2 You ask me at the close of your letter why it is that sometimes in my writings I quote examples from secular literature and thus defile the whiteness of the church with the foulness of heathenism. I will now briefly answer your question. You would never have asked it, had not your mind been wholly taken up with Tully; you would never have asked it had you made it a practice instead of studying Volcatius to read the holy scriptures and the commentators upon them. For who is there who does not know that both in Moses and in the prophets there are passages cited from Gentile books and that Solomon proposed questions to the philosophers of Tyre and answered others put to him by them. In the commencement of the book of Proverbs he charges us to understand prudent maxims and shrewd adages, parables and obscure discourse, the words of the wise and their dark sayings; all of which belong by right to the sphere of the dialectician and the philosopher.
The Apostle Paul also, in writing to Titus, has used a line of the poet Epimenides: “The Cretians are always liars, evil beasts, slow bellies.” Half of which line was afterwards adopted by Callimachus. It is not surprising that a literal rendering of the words into Latin should fail to preserve the metre, seeing that Homer when translated into the same language is scarcely intelligible even in prose. In another epistle Paul quotes a line of Menander: “Evil communications corrupt good manners.” And when he is arguing with the Athenians upon the Areopagus he calls Aratus as a witness citing from him the words “For we are also his offspring;” in Greek τοῦ γὰρ καὶ γένος ἐσμεν, the close of a heroic verse.
And as if this were not enough, that leader of the Christian army, that unvanquished pleader for the cause of Christ, skilfully turns a chance inscription into a proof of the faith. For he had learned from the true David to wrench the sword of the enemy out of his hand and with his own blade to cut off the head of the arrogant Goliath. He had read in Deuteronomy the command given by the voice of the Lord that when a captive woman had had her head shaved, her eyebrows and all her hair cut off, and her nails pared, she might then be taken to wife. Is it surprising that I too, admiring the fairness of her form and the grace of her eloquence, desire to make that secular wisdom which is my captive and my handmaid, a matron of the true Israel?
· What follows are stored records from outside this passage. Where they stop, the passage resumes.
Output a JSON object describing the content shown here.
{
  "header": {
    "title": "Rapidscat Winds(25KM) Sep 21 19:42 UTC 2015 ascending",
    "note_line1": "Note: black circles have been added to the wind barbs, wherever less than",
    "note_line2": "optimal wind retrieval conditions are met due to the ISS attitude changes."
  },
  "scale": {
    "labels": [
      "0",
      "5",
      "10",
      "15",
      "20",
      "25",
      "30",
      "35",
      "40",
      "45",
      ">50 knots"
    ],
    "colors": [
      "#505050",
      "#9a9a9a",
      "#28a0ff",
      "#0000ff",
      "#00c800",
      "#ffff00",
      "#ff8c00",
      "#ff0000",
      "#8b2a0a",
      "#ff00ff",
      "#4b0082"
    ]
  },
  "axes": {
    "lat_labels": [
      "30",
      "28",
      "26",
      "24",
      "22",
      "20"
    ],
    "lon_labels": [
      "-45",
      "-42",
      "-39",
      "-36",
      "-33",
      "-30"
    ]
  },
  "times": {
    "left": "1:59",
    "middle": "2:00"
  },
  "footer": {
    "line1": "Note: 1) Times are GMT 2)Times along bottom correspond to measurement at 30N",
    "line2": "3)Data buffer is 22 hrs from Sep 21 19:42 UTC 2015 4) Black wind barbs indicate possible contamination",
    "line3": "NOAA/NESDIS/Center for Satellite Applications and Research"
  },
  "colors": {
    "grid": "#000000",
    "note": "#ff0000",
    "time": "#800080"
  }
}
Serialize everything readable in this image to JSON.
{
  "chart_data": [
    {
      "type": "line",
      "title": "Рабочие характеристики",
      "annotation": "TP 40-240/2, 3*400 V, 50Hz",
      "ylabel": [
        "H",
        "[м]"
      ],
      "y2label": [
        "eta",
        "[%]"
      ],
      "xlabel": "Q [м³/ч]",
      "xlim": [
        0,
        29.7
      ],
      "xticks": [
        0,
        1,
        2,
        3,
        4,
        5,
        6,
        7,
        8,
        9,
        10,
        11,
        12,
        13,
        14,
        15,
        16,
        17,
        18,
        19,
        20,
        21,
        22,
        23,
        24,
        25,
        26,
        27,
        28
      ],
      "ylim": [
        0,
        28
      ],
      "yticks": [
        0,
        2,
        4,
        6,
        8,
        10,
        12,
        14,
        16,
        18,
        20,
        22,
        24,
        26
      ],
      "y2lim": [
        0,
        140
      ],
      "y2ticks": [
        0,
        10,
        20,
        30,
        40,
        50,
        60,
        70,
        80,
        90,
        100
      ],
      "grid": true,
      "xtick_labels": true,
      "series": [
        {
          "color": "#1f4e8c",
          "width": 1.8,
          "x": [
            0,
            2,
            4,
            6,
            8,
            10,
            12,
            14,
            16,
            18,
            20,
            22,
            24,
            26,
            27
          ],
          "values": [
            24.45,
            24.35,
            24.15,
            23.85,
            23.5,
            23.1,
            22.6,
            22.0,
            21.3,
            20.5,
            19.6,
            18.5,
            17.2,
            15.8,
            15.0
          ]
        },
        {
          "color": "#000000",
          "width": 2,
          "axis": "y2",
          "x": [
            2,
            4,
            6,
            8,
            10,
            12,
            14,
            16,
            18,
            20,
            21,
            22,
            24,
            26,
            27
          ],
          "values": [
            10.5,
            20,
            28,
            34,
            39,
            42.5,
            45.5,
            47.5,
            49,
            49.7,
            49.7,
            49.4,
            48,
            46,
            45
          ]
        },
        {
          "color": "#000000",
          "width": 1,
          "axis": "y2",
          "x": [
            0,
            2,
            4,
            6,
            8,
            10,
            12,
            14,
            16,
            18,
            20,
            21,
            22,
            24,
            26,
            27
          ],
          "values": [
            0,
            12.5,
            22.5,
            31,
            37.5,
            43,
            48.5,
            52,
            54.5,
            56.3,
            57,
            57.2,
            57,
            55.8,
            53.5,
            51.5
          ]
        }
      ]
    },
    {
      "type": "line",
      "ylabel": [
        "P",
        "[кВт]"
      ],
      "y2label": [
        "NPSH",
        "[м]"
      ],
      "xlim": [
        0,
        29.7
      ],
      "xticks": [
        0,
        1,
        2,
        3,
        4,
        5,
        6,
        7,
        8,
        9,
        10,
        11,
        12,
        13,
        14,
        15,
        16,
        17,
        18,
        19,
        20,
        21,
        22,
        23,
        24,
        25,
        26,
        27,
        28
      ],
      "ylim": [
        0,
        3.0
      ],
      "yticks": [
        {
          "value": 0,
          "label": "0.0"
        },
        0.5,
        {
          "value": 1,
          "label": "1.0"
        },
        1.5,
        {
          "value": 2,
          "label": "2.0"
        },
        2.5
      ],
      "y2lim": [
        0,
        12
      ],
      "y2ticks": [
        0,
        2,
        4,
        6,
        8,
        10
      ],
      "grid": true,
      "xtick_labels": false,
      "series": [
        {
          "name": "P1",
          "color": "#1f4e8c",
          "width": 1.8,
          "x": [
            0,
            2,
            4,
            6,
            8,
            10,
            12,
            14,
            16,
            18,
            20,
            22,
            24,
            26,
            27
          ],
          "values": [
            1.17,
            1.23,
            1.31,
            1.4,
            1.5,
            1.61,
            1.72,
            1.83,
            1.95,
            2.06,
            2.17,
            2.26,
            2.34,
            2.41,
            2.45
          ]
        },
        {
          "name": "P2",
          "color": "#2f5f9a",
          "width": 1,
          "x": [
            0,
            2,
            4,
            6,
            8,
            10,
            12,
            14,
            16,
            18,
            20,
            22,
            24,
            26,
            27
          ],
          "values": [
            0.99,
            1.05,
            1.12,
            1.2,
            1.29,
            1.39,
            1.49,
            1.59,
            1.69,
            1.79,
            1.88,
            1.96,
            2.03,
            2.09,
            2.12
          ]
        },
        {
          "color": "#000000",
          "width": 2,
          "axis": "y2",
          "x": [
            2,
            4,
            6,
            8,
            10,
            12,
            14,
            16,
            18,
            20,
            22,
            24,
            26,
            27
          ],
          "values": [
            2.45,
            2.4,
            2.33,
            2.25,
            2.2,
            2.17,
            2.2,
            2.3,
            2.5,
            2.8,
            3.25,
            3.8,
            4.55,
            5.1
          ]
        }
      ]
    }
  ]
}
Or that shaving off and cutting away all in her that is dead whether this be idolatry, pleasure, error, or lust, I take her to myself clean and pure and beget by her servants for the Lord of Sabaoth? My efforts promote the advantage of Christ's family, my so-called defilement with an alien increases the number of my fellow-servants. Hosea took a wife of whoredoms, Gomer the daughter of Diblaim, and this harlot bore him a son called Jezreel or the seed of God. Isaiah speaks of a sharp razor which shaves “the head of sinners and the hair of their feet;” and Ezekiel shaves his head as a type of that Jerusalem which has been an harlot, in sign that whatever in her is devoid of sense and life must be removed.